Market / Industry Impact
The broader impact is a re-evaluation of optimization strategies across the AI industry. As models grow larger and loss surfaces become more ill-conditioned, the ability to converge quickly and stably becomes a key differentiator. Momentum, despite its age, remains a critical component of modern optimizers, and understanding its behavior is essential for any organization serious about AI.
Executive Action
- Audit current optimizer choices in your ML pipelines. If vanilla gradient descent is still in use, replace it with momentum (β=0.9) or Adam to reduce training time by 15-30%.
- Implement automated hyperparameter tuning for β, especially when training deep networks. A sweep from 0.85 to 0.95 can identify the optimal value without manual guesswork.
- Monitor convergence behavior: if loss oscillates or fails to decrease, check β. Values above 0.95 risk divergence, while values below 0.5 offer little benefit over vanilla GD.
Why This Matters
Momentum is not a new technique, but its strategic importance is growing as AI models scale. The difference between 185 steps and 159 steps may seem small, but multiplied across thousands of training runs, it translates into significant compute savings and faster time-to-market. Ignoring momentum—or mis-tuning it—is a hidden cost that erodes efficiency and competitiveness.
Final Take
Momentum is a proven, low-cost upgrade to gradient descent that delivers measurable gains in convergence speed and stability. However, it is not a free lunch: hyperparameter sensitivity means that β must be chosen carefully. Organizations that treat momentum as a drop-in replacement without tuning risk divergence and wasted compute. The smart move is to adopt momentum with a moderate β (0.9-0.95) and validate with a sensitivity sweep. In the optimization game, small changes yield outsized returns—but only if you understand the trade-offs.

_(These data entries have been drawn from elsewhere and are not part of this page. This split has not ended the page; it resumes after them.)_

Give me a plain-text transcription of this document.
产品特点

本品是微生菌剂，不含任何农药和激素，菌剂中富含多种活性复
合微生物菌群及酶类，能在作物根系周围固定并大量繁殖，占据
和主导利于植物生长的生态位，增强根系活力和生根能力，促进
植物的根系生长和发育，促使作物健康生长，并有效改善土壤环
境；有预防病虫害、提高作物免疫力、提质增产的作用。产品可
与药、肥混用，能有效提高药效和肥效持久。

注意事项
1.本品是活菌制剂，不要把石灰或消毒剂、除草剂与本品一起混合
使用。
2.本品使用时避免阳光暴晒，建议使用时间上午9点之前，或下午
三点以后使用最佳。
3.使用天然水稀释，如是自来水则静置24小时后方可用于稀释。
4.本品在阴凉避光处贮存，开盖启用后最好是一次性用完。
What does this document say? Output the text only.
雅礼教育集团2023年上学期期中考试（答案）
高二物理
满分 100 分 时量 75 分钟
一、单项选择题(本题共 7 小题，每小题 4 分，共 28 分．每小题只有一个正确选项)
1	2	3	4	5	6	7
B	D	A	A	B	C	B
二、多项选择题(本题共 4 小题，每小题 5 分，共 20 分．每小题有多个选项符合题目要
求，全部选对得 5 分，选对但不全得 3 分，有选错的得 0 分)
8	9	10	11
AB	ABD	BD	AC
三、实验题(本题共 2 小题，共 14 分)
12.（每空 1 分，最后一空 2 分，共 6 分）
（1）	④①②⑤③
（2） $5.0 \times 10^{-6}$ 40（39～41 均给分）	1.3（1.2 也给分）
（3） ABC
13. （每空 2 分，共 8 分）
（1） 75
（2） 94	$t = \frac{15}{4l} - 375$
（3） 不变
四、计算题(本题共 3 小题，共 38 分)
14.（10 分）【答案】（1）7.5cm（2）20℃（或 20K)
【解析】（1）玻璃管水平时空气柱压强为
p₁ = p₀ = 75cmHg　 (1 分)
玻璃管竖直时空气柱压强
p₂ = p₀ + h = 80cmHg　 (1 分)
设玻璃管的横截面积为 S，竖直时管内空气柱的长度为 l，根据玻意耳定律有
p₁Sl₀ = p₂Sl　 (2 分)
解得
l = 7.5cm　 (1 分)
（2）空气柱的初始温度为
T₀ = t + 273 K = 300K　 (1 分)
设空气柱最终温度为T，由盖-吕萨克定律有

Rate the Intelligence Signal
Intelligence FAQ
Because real loss surfaces have uneven curvature—steep in one direction and flat in another. A single learning rate cannot simultaneously prevent oscillations in the steep direction and make progress in the flat direction.
Momentum maintains a velocity term that averages past gradients. Oscillating gradients cancel out, damping oscillations, while consistent gradients accumulate, accelerating progress in flat directions.
Typically 0.9 to 0.95. Values below 0.5 offer little benefit over vanilla GD, while values above 0.95 risk overshooting and divergence.
Yes. If beta is set too high (e.g., 0.99), the optimizer can overshoot the minimum and fail to converge, resulting in higher loss than vanilla GD.